Xencor reports interim positive results from Phase II trial of XmAb5871 for IgG4-RD

18th June 2017 (Last Updated June 18th, 2017 18:30)

Biopharmaceutical firm Xencor has reported interim positive results from the Phase II clinical trial of XmAb5871 for the treatment of patients with active IgG4-Related Disease (IgG4-RD).

Biopharmaceutical firm Xencor has reported interim positive results from the Phase II clinical trial of XmAb5871 for the treatment of patients with active IgG4-Related Disease (IgG4-RD).

XmAb5871 is a monoclonal antibody currently being developed to target CD19 using its variable domain and the XmAb immune inhibitor-Fc domain for targeting a FcγRIIb receptor known to inhibit B-cell function.

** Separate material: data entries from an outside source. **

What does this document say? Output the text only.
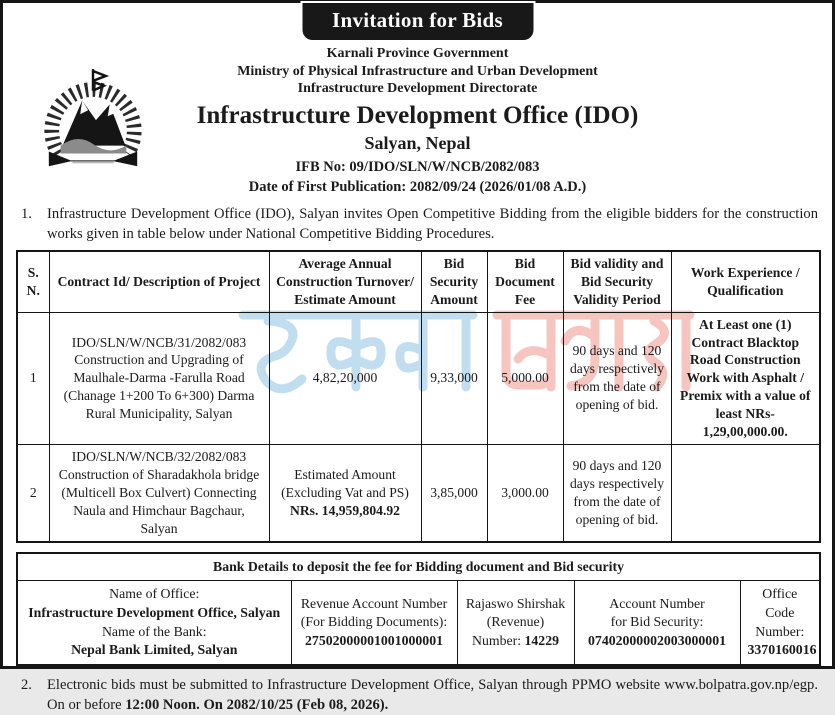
Invitation for Bids
Karnali Province Government
Ministry of Physical Infrastructure and Urban Development
Infrastructure Development Directorate
Infrastructure Development Office (IDO)
Salyan, Nepal
IFB No: 09/IDO/SLN/W/NCB/2082/083
Date of First Publication: 2082/09/24 (2026/01/08 A.D.)
1.	Infrastructure Development Office (IDO), Salyan invites Open Competitive Bidding from the eligible bidders for the construction works given in table below under National Competitive Bidding Procedures.
S. N.	Contract Id/ Description of Project	Average Annual Construction Turnover/ Estimate Amount	Bid Security Amount	Bid Document Fee	Bid validity and Bid Security Validity Period	Work Experience / Qualification
1	IDO/SLN/W/NCB/31/2082/083 Construction and Upgrading of Maulhale-Darma -Farulla Road (Chanage 1+200 To 6+300) Darma Rural Municipality, Salyan	4,82,20,000	9,33,000	5,000.00	90 days and 120 days respectively from the date of opening of bid.	At Least one (1) Contract Blacktop Road Construction Work with Asphalt / Premix with a value of least NRs-1,29,00,000.00.
2	IDO/SLN/W/NCB/32/2082/083 Construction of Sharadakhola bridge (Multicell Box Culvert) Connecting Naula and Himchaur Bagchaur, Salyan	Estimated Amount
(Excluding Vat and PS)
NRs. 14,959,804.92	3,85,000	3,000.00	90 days and 120 days respectively from the date of opening of bid.	
Bank Details to deposit the fee for Bidding document and Bid security

Name of Office:
Infrastructure Development Office, Salyan
Name of the Bank:
Nepal Bank Limited, Salyan

Revenue Account Number
(For Bidding Documents):
27502000001001000001

Rajaswo Shirshak
(Revenue)
Number: 14229

Account Number
for Bid Security:
07402000002003000001

Office Code
Number:
3370160016
2.	Electronic bids must be submitted to Infrastructure Development Office, Salyan through PPMO website www.bolpatra.gov.np/egp. On or before 12:00 Noon. On 2082/10/25 (Feb 08, 2026).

The results from the ongoing, open-label, single-arm, pilot Phase II trial indicated that 93% of the total 15 patients demonstrated a response to therapy, including 12 subjects who responded within two weeks after receiving the first dose.

The trial assessed the safety, tolerability, pharmacokinetics and immunogenicity of an intravenous infusion of XmAb5871 every other week over six months.

The primary endpoint of the trial is the proportion of patients on day 169 who showed an improved disease activity score.

"The response to XmAb5871 therapy was found to be greater than or equal to a two-point decrease in the IgG4-RD RI."

Xencor chief medical officer Paul Foster said: “We continue to be very encouraged by the rapid initial response in IgG4-RD disease activity observed in this interim data set, in which now 14 of 15 patients evaluated for IgG4-RD responder index (RI) achieved a response, with initial responses typically occurring after the first dose and deepening over time."

The response to XmAb5871 therapy was found to be greater than or equal to a two-point decrease in the IgG4-RD RI.

At two weeks after the last dose, five patients were reported to have an IgG4-RD RI of 0 and were not on corticosteroid therapy between two-six months. A sixth patient achieved remission later in the post-therapy follow-up period.

The circulating CD19+ plasmablast levels and the numbers of circulating SLAMF7+ CD4+ cytotoxic T-lymphocytes were found to be lowered following treatment with XmAb5871.

The final data from the trial is expected to be available within the coming months.